The facts support this.
According to numbers reported by the Atlantic, skier visits went up 1.2 percent annually between 1998 and 2011, while the lift ticket price per visit went up 3.5 percent.
Here’s the other thing: The last major American ski resort opened in 1980. It’s not exactly easy for new entrants to come into the market to absorb increasing demand. A big part of that is because stricter environmental regulations implemented in in recent decades make it harder to gain community and political support for large development projects.
Do uncertain weather conditions make the ski resort business tough? Absolutely. Climate change in particular has the potential both to shorten seasons and leave resorts on the hook for mountains of expensive artificial snow. But the industry has gotten extraordinarily effective at hedging bets, so revenues now depend very little on snowfall.
A big part of that is selling season passes. Locking in that money early throws weather-related risk out the window. In recent years, season pass prices have gotten cheaper and cheaper, even as ticket-window prices have risen sharply.

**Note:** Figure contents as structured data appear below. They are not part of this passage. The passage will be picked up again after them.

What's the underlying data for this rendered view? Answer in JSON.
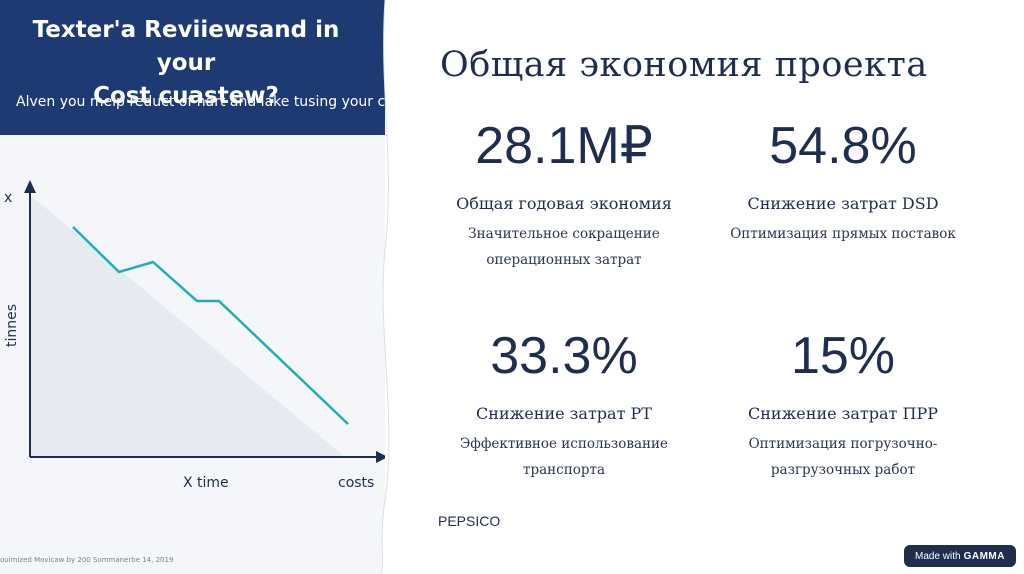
{
  "left_image": {
    "banner_title_line1": "Texter'a Reviiewsand in your",
    "banner_title_line2": "Cost cuastew?",
    "banner_subtitle": "Alven you melp reduct of nart and lake tusing your cost",
    "footnote": "ouimized Movicaw by 200 Sommanerbe 14, 2019",
    "chart": {
      "y_axis_top_label": "x",
      "y_axis_label": "tinnes",
      "x_axis_label": "X time",
      "x_axis_end_label": "costs",
      "line_color": "#1fb0b2"
    }
  },
  "title": "Общая экономия проекта",
  "stats": [
    {
      "value": "28.1M₽",
      "label": "Общая годовая экономия",
      "desc_line1": "Значительное сокращение",
      "desc_line2": "операционных затрат"
    },
    {
      "value": "54.8%",
      "label": "Снижение затрат DSD",
      "desc_line1": "Оптимизация прямых поставок",
      "desc_line2": ""
    },
    {
      "value": "33.3%",
      "label": "Снижение затрат РТ",
      "desc_line1": "Эффективное использование",
      "desc_line2": "транспорта"
    },
    {
      "value": "15%",
      "label": "Снижение затрат ПРР",
      "desc_line1": "Оптимизация погрузочно-",
      "desc_line2": "разгрузочных работ"
    }
  ],
  "brand": "PEPSICO",
  "badge": {
    "prefix": "Made with",
    "name": "GAMMA"
  }
}
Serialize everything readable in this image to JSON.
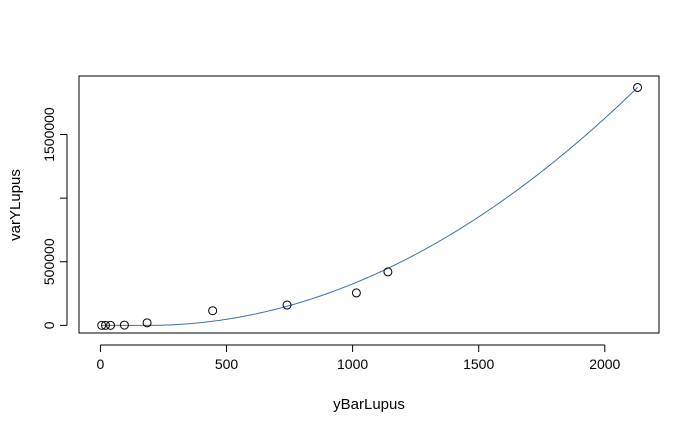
{
  "chart_data": {
    "type": "scatter",
    "title": "",
    "xlabel": "yBarLupus",
    "ylabel": "varYLupus",
    "xlim": [
      -85,
      2215
    ],
    "ylim": [
      -60000,
      1960000
    ],
    "x_ticks": [
      0,
      500,
      1000,
      1500,
      2000
    ],
    "x_tick_labels": [
      "0",
      "500",
      "1000",
      "1500",
      "2000"
    ],
    "y_ticks": [
      0,
      500000,
      1000000,
      1500000
    ],
    "y_tick_labels": [
      "0",
      "500000",
      "",
      "1500000"
    ],
    "grid": false,
    "points": {
      "x": [
        5,
        20,
        40,
        95,
        185,
        445,
        740,
        1015,
        1140,
        2130
      ],
      "y": [
        0,
        0,
        0,
        2000,
        20000,
        115000,
        160000,
        255000,
        420000,
        1870000
      ]
    },
    "fit": {
      "x_start": 190,
      "x_end": 2130,
      "y_at_start": 0,
      "y_at_end": 1870000,
      "exponent": 2
    },
    "colors": {
      "points": "#000000",
      "fit_line": "#3b6ea8",
      "axes": "#000000"
    }
  }
}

These are two sides of the same coin — the fewer ski days it takes to make a season pass worthwhile, the higher the incentive to buy one. Vail sells its Epic pass for $849, and it’s good for unlimited access to the company’s properties, as well as free skiing at dozens of international resorts. A single day adult ticket costs $135 at Vail mountain.
Season passes do more than lock in ticket revenues ahead of time. They also incentivize people to come to the mountain again and again. That might seem like a bad thing for the resort, if those visitors don’t spend additional money on lift tickets. But they are likely to spend money on other things — accommodations, meals, rentals, gear — each time they come. And in the North American model, at least, all of the hotels and services around the mountain belong to the same company as the mountain itself. Even when you aren’t spending on lift tickets, the resort benefits.

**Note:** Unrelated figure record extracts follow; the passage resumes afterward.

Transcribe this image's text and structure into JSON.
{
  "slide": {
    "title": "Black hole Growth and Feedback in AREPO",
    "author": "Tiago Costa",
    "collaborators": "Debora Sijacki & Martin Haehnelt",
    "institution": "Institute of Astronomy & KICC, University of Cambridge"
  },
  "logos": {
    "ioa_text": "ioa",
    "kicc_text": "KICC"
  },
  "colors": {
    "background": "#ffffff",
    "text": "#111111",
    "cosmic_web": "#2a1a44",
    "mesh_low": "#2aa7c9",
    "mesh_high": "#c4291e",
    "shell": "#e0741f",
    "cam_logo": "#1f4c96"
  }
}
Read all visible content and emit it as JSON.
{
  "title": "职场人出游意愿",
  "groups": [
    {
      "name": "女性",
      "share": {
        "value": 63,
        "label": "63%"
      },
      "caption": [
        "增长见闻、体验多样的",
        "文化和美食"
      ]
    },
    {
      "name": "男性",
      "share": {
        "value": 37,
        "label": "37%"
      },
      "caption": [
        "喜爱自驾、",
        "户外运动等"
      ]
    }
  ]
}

If you can’t commit to a pass, there are lots of other ways to save money on your powder turns. Buy in advance online, or get a package deal with accommodations and lift tickets together, and you’re likely to see big discounts. By forcing people to commit to days on the slope ahead of time, you can take weather conditions mostly out of the picture.
All of this allows ski resort to implement another standard business practice: differential pricing. Selling the same product to different people at different prices is great for your revenues if you can do it effectively. For the ski business, it means that locals who ski a lot will pay less per visit than out of towners with funds set aside for an expensive vacation.

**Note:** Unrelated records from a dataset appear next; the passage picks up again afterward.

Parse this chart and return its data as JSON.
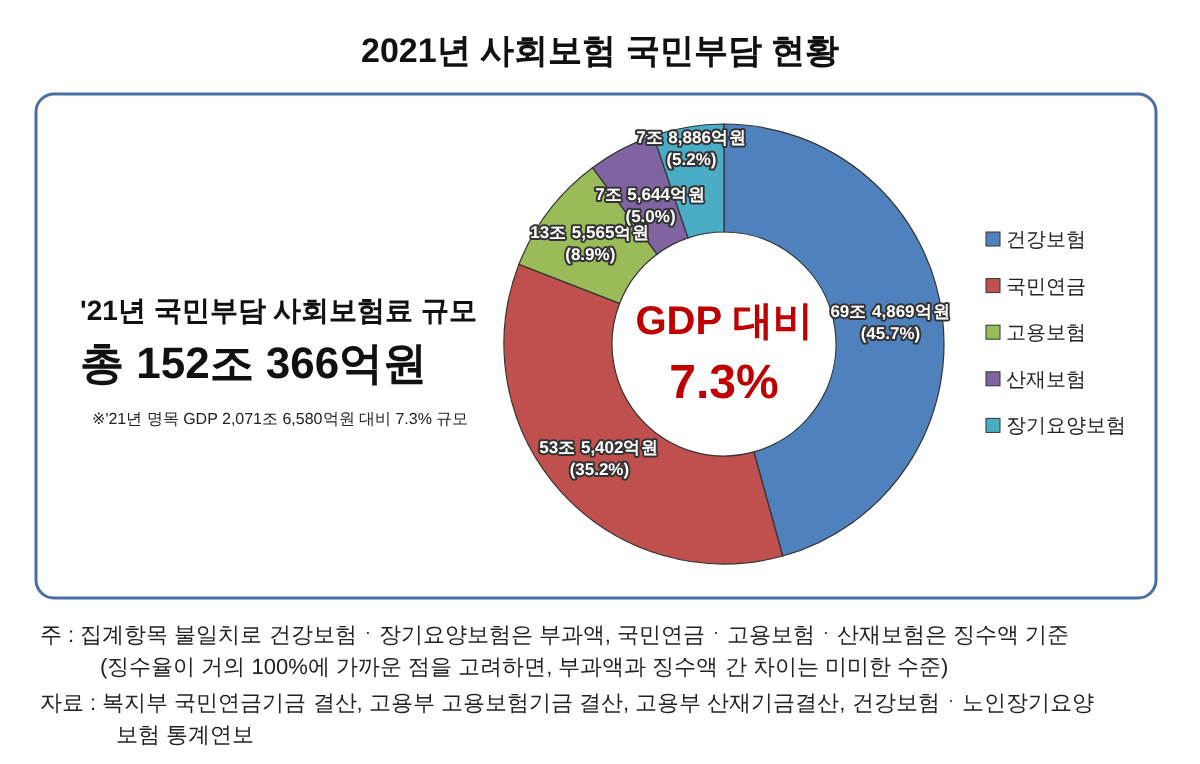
{
  "chart_data": {
    "type": "donut",
    "title": "2021년 사회보험 국민부담 현황",
    "categories": [
      "건강보험",
      "국민연금",
      "고용보험",
      "산재보험",
      "장기요양보험"
    ],
    "values": [
      45.7,
      35.2,
      8.9,
      5.0,
      5.2
    ],
    "colors": [
      "#4f81bd",
      "#c0504d",
      "#9bbb59",
      "#8064a2",
      "#4bacc6"
    ],
    "value_labels": [
      "69조 4,869억원 (45.7%)",
      "53조 5,402억원 (35.2%)",
      "13조 5,565억원 (8.9%)",
      "7조 5,644억원 (5.0%)",
      "7조 8,886억원 (5.2%)"
    ],
    "legend": "right",
    "annotations": [
      "'21년 국민부담 사회보험료 규모",
      "총 152조 366억원",
      "※'21년 명목 GDP 2,071조 6,580억원 대비 7.3% 규모",
      "GDP 대비",
      "7.3%",
      "주 : 집계항목 불일치로 건강보험ㆍ장기요양보험은 부과액, 국민연금ㆍ고용보험ㆍ산재보험은 징수액 기준",
      "(징수율이 거의 100%에 가까운 점을 고려하면, 부과액과 징수액 간 차이는 미미한 수준)",
      "자료 : 복지부 국민연금기금 결산, 고용부 고용보험기금 결산, 고용부 산재기금결산, 건강보험ㆍ노인장기요양",
      "보험 통계연보"
    ]
  }
}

Differential pricing means that resorts will always cater to the most wealthy clientele. Attracting those willing the spend the most requires that ski resorts maintain a high class image. But it also means that there will always be ski bums — folks without funds who love snow will continue to congregate in overcrowded housing and get jobs as lifties or hamburger flippers, shell out for the season ticket and make the most of the snow days available, at least until it all melts away.